Anche il Giappone ha introdotto un piano di trasformazione verde della propria economia che mira a investire circa 140 miliardi di euro recuperati con i titoli ‘green’ che Tokyo immetterà sul mercato azionario. E ancora: l’India ha varato il Production linked incentive scheme per migliorare la competitività in settori come il solare fotovoltaico e le batterie, mentre Regno Unito e Canada hanno annunciato i rispettivi piani di investimento nelle tecnologie ‘net-zero’. E se sul piano economico il principale competitor rimangono gli Stati Uniti, a livello geopolitico l’Ue deve guardarsi le spalle soprattutto dalla Cina.
Le tensioni con Pechino
Il ricatto sul gas della Russia di Putin, che ha cercato di convincere l’Ue a non difendere l’Ucraina con la minaccia di tagliarle le preziose forniture di metano a basso costo, è stato un campanello d’allarme per Bruxelles. Il Vecchio Continente è infatti riuscito a liberarsi dalla dipendenza da Mosca stringendo accordi con altri Paesi e aumentando la produzione domestica di energia. Ma appare ben più difficile che l’Ue possa sopportare un simile ricatto da parte della Cina sulle materie prime o sulle tecnologie ‘net-zero’ indispensabili per attuare il Green deal. Le nuove tensioni tra Pechino e Washington e il rischio che il Dragone possa intervenire militarmente a sostegno della Russia o contro Taiwan hanno convinto Bruxelles che la dipendenza dalla Cina vada quantomeno ridotta. Di qui il pacchetto protezionista di incentivi messo in campo dalla Commissione.
Il nuovo piano industriale dell’Ue: più rinnovabili e meno Cina
Accelerare su rinnovabili e ‘nuovo’ nucleare
Oltre agli incentivi economici che gli Stati membri potranno introdurre con il benestare di Bruxelles, la Commissione ha fissato le nuove regole sui tempi di autorizzazione dei progetti ‘net-zero’. In particolare l’Ue ha fissato due tetti di 9 mesi per i progetti che coinvolgono tecnologie strategiche net-zero (come i pannelli solari) con una capacità produttiva annua inferiore a 1 Gw e 12 mesi per progetti dello stesso tipo con capacità superiora a 1 Gw.
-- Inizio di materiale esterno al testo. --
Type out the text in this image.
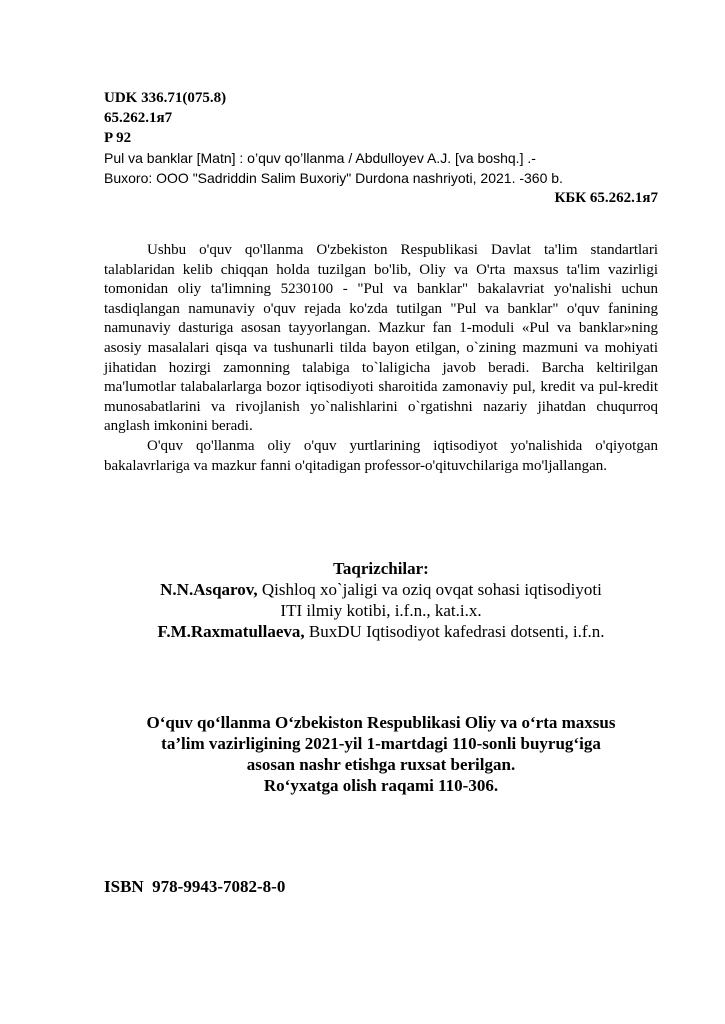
UDK 336.71(075.8)
65.262.1я7
P 92
Pul va banklar [Matn] : o’quv qo’llanma / Abdulloyev A.J. [va boshq.] .-
Buxoro: OOO "Sadriddin Salim Buxoriy" Durdona nashriyoti, 2021. -360 b.
КБК 65.262.1я7

Ushbu o'quv qo'llanma O'zbekiston Respublikasi Davlat ta'lim standartlari talablaridan kelib chiqqan holda tuzilgan bo'lib, Oliy va O'rta maxsus ta'lim vazirligi tomonidan oliy ta'limning 5230100 - "Pul va banklar" bakalavriat yo'nalishi uchun tasdiqlangan namunaviy o'quv rejada ko'zda tutilgan "Pul va banklar" o'quv fanining namunaviy dasturiga asosan tayyorlangan. Mazkur fan 1-moduli «Pul va banklar»ning asosiy masalalari qisqa va tushunarli tilda bayon etilgan, o`zining mazmuni va mohiyati jihatidan hozirgi zamonning talabiga to`laligicha javob beradi. Barcha keltirilgan ma'lumotlar talabalarlarga bozor iqtisodiyoti sharoitida zamonaviy pul, kredit va pul-kredit munosabatlarini va rivojlanish yo`nalishlarini o`rgatishni nazariy jihatdan chuqurroq anglash imkonini beradi.

O'quv qo'llanma oliy o'quv yurtlarining iqtisodiyot yo'nalishida o'qiyotgan bakalavrlariga va mazkur fanni o'qitadigan professor-o'qituvchilariga mo'ljallangan.

Taqrizchilar:
N.N.Asqarov, Qishloq xo`jaligi va oziq ovqat sohasi iqtisodiyoti
ITI ilmiy kotibi, i.f.n., kat.i.x.
F.M.Raxmatullaeva, BuxDU Iqtisodiyot kafedrasi dotsenti, i.f.n.
O‘quv qo‘llanma O‘zbekiston Respublikasi Oliy va o‘rta maxsus
ta’lim vazirligining 2021-yil 1-martdagi 110-sonli buyrug‘iga
asosan nashr etishga ruxsat berilgan.
Ro‘yxatga olish raqami 110-306.
ISBN  978-9943-7082-8-0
Altre tecnologie net-zero, ritenute però non strategiche, saranno supportate dalle nuove misure, seppure in misura diversa. Questa seconda categoria include le tecnologie per i combustibili alternativi sostenibili, le tecnologie avanzate per produrre energia nucleare con scarti minimi (il cosiddetto nucleare di nuova generazione), i piccoli reattori modulari e i relativi combustibili a minore impatto. Anche questi progetti beneficeranno di tempi accelerati di autorizzazione: fino a 12 mesi per i progetti di produzione di tecnologia ‘net-zero’ con una capacità produttiva annua inferiore a 1 Gw e 18 mesi per progetti superiori a 1 Gw. Incentivi che mirano ad aumentare considerevolmente la capacità produttiva di elettricità in Europa per sostenere – ad esempio – la crescita di consumi prevista con la diffusione delle auto elettriche, ritenute dalla Commissione un alleato fondamentale nella trasformazione ‘green’ dell’economia europea.